In what could prove to be a major step towards exposing imposters who attend virtual conferences without anyone’s knowledge or on somebody’s behalf, the researchers at the Indian Institute of Technology (IIT) Ropar in Punjab and Monash University, Australia, have developed a unique detector called FakeBuster. Not only does it expose imposters but also detects faces manipulated on social media to defame or crack a joke at someone. The FakeBuster could be seen as the way forward, especially in current times when most of the work and official meetings happen online.
The latest technology helps the organiser of an online conference or a seminar detect if a participant’s video is manipulated or spoofed during the interaction. FakeBuster will detect if an individual is attending a meeting on behalf of a colleague by morphing his image with his own.
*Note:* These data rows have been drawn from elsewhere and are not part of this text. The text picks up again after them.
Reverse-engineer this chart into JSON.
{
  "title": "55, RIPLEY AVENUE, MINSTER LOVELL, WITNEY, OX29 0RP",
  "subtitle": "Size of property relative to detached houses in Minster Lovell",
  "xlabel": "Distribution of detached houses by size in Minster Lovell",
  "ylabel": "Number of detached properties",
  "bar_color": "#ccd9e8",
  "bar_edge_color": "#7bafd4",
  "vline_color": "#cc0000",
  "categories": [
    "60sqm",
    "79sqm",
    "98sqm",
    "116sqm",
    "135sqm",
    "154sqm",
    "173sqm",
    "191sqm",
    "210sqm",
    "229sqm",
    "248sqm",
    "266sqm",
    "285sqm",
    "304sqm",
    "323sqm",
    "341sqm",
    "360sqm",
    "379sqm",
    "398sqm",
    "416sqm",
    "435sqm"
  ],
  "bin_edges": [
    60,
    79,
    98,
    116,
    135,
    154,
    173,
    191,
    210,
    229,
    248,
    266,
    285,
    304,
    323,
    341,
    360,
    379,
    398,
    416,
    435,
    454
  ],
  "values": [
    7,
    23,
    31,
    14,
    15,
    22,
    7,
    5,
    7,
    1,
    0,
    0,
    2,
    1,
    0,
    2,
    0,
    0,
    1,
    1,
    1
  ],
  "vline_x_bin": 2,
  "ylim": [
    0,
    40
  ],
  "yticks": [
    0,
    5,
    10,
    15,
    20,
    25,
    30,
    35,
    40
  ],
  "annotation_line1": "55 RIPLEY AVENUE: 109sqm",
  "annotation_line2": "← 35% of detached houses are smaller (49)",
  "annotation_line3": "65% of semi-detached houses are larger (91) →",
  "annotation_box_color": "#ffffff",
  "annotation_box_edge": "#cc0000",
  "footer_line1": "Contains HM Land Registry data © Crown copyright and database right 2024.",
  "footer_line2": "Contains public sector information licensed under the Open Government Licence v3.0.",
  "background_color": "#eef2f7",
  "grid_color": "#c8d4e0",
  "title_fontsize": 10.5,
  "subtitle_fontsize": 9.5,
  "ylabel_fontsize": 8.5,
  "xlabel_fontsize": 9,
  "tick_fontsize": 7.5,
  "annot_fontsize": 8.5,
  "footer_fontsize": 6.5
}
A paper titled “FakeBuster: A DeepFakes Detection Tool for Video Conferencing Scenarios” was presented at the 26th International Conference on Intelligent User Interfaces in the US in April. The software, researchers say, has been tested with Zoom and Skype. More importantly, the tool works in both online and offline modes, say its creators.
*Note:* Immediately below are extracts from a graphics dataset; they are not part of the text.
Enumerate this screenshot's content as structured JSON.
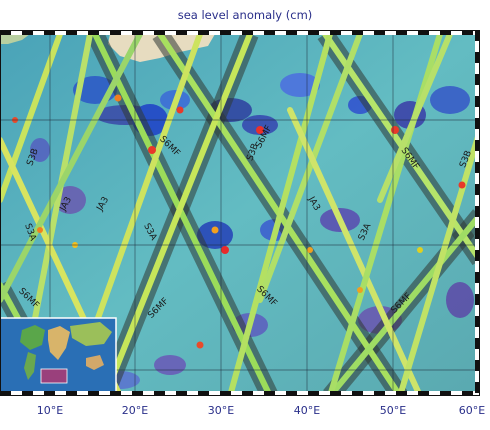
{
  "title": "sea level anomaly (cm)",
  "colors": {
    "ocean": "#5fb7c4",
    "land": "#e7dcc0",
    "track_shadow": "#3a3f3a",
    "grid": "#1d2a3a",
    "label": "#2a2f8a",
    "border_dark": "#111111",
    "border_light": "#ffffff"
  },
  "longitude_labels": [
    "10°E",
    "20°E",
    "30°E",
    "40°E",
    "50°E",
    "60°E"
  ],
  "track_labels": [
    {
      "text": "S3B"
    },
    {
      "text": "JA3"
    },
    {
      "text": "JA3"
    },
    {
      "text": "S3A"
    },
    {
      "text": "S3A"
    },
    {
      "text": "S6MF"
    },
    {
      "text": "S3B"
    },
    {
      "text": "S6MF"
    },
    {
      "text": "JA3"
    },
    {
      "text": "S3A"
    },
    {
      "text": "S6MF"
    },
    {
      "text": "S3B"
    },
    {
      "text": "S6MF"
    },
    {
      "text": "S6MF"
    },
    {
      "text": "S6MF"
    },
    {
      "text": "S6MF"
    }
  ],
  "inset": {
    "name": "world-locator-map",
    "highlight_color": "#c0306a"
  }
}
In a statement, Dr Abhinav Dhall, one of the key members of a four-man team that developed FakeBuster, said that sophisticated AI techniques have spurred a dramatic increase in the manipulation of media contents and they keep evolving and becoming more realistic. “The tool has achieved over 90 per cent accuracy,” he said.
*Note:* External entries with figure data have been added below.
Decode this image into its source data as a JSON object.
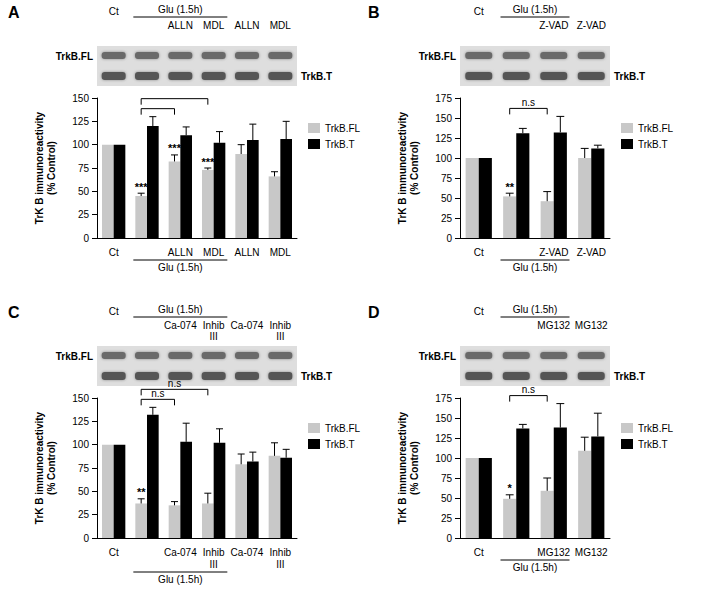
{
  "chart_data": [
    {
      "panel": "A",
      "type": "bar",
      "y_label": "TrK B immunoreactivity\n(% Control)",
      "categories": [
        "Ct",
        null,
        "ALLN",
        "MDL",
        "ALLN",
        "MDL"
      ],
      "group": {
        "label": "Glu (1.5h)",
        "from": 1,
        "to": 3
      },
      "series": [
        {
          "name": "TrkB.FL",
          "color": "#c8c8c8",
          "values": [
            100,
            45,
            82,
            73,
            90,
            66
          ],
          "errors": [
            null,
            3,
            7,
            2,
            10,
            5
          ],
          "significance": [
            null,
            "***",
            "***",
            "***",
            null,
            null
          ]
        },
        {
          "name": "TrkB.T",
          "color": "#000000",
          "values": [
            100,
            120,
            110,
            102,
            105,
            106
          ],
          "errors": [
            null,
            10,
            9,
            12,
            17,
            19
          ],
          "significance": [
            null,
            null,
            null,
            null,
            null,
            null
          ]
        }
      ],
      "comparisons": [
        {
          "from": 1,
          "to": 2
        },
        {
          "from": 1,
          "to": 3
        }
      ],
      "ylim": [
        0,
        150
      ],
      "yticks": [
        0,
        25,
        50,
        75,
        100,
        125,
        150
      ],
      "grid": false,
      "legend": "right"
    },
    {
      "panel": "B",
      "type": "bar",
      "y_label": "TrK B immunoreactivity\n(% Control)",
      "categories": [
        "Ct",
        null,
        "Z-VAD",
        "Z-VAD"
      ],
      "group": {
        "label": "Glu (1.5h)",
        "from": 1,
        "to": 2
      },
      "series": [
        {
          "name": "TrkB.FL",
          "color": "#c8c8c8",
          "values": [
            100,
            52,
            46,
            100
          ],
          "errors": [
            null,
            4,
            12,
            12
          ],
          "significance": [
            null,
            "**",
            null,
            null
          ]
        },
        {
          "name": "TrkB.T",
          "color": "#000000",
          "values": [
            100,
            131,
            132,
            112
          ],
          "errors": [
            null,
            6,
            20,
            4
          ],
          "significance": [
            null,
            null,
            null,
            null
          ]
        }
      ],
      "comparisons": [
        {
          "from": 1,
          "to": 2,
          "label": "n.s"
        }
      ],
      "ylim": [
        0,
        175
      ],
      "yticks": [
        0,
        25,
        50,
        75,
        100,
        125,
        150,
        175
      ],
      "grid": false,
      "legend": "right"
    },
    {
      "panel": "C",
      "type": "bar",
      "y_label": "TrK B immunoreactivity\n(% Control)",
      "categories": [
        "Ct",
        null,
        "Ca-074",
        "Inhib\nIII",
        "Ca-074",
        "Inhib\nIII"
      ],
      "group": {
        "label": "Glu (1.5h)",
        "from": 1,
        "to": 3
      },
      "series": [
        {
          "name": "TrkB.FL",
          "color": "#c8c8c8",
          "values": [
            100,
            37,
            35,
            37,
            79,
            88
          ],
          "errors": [
            null,
            5,
            4,
            11,
            11,
            14
          ],
          "significance": [
            null,
            "**",
            null,
            null,
            null,
            null
          ]
        },
        {
          "name": "TrkB.T",
          "color": "#000000",
          "values": [
            100,
            132,
            103,
            102,
            82,
            86
          ],
          "errors": [
            null,
            8,
            20,
            15,
            10,
            9
          ],
          "significance": [
            null,
            null,
            null,
            null,
            null,
            null
          ]
        }
      ],
      "comparisons": [
        {
          "from": 1,
          "to": 2,
          "label": "n.s"
        },
        {
          "from": 1,
          "to": 3,
          "label": "n.s"
        }
      ],
      "ylim": [
        0,
        150
      ],
      "yticks": [
        0,
        25,
        50,
        75,
        100,
        125,
        150
      ],
      "grid": false,
      "legend": "right"
    },
    {
      "panel": "D",
      "type": "bar",
      "y_label": "TrK B immunoreactivity\n(% Control)",
      "categories": [
        "Ct",
        null,
        "MG132",
        "MG132"
      ],
      "group": {
        "label": "Glu (1.5h)",
        "from": 1,
        "to": 2
      },
      "series": [
        {
          "name": "TrkB.FL",
          "color": "#c8c8c8",
          "values": [
            100,
            49,
            59,
            109
          ],
          "errors": [
            null,
            5,
            16,
            17
          ],
          "significance": [
            null,
            "*",
            null,
            null
          ]
        },
        {
          "name": "TrkB.T",
          "color": "#000000",
          "values": [
            100,
            137,
            138,
            127
          ],
          "errors": [
            null,
            5,
            30,
            29
          ],
          "significance": [
            null,
            null,
            null,
            null
          ]
        }
      ],
      "comparisons": [
        {
          "from": 1,
          "to": 2,
          "label": "n.s"
        }
      ],
      "ylim": [
        0,
        175
      ],
      "yticks": [
        0,
        25,
        50,
        75,
        100,
        125,
        150,
        175
      ],
      "grid": false,
      "legend": "right"
    }
  ]
}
The other three members on the team include associate professor Ramanathan Subramanian and two students, Vineet Mehta and Parul Gupta.
Subramanian says the device can be attached to laptops and desktops, adding they were aiming to “make the network smaller and lighter to enable it to run on mobile phones/devices as well.” Not just that, the professor added that the team was working on using the device to detect fake audios as well.
Dr Dhall adds that the usage of the manipulated media content in spreading fake news, pornography, and other such online content has been widely observed with major repercussions. He says these manipulations have also made their way to video-calling platforms through spoofing tools based on the transfer of facial expressions. These fake facial expressions are often convincing to the human eye and can have serious implications, researchers say. And now the fear is that these real-time mimicked visuals, known as deepfakes, can even be used during online examinations and job interviews.
Dr Dhall’s team claims that FakeBuster uses the DeepFake detection technology, and is one of the first tools to detect imposters during live video-conferencing. It’s expected to hit the market soon.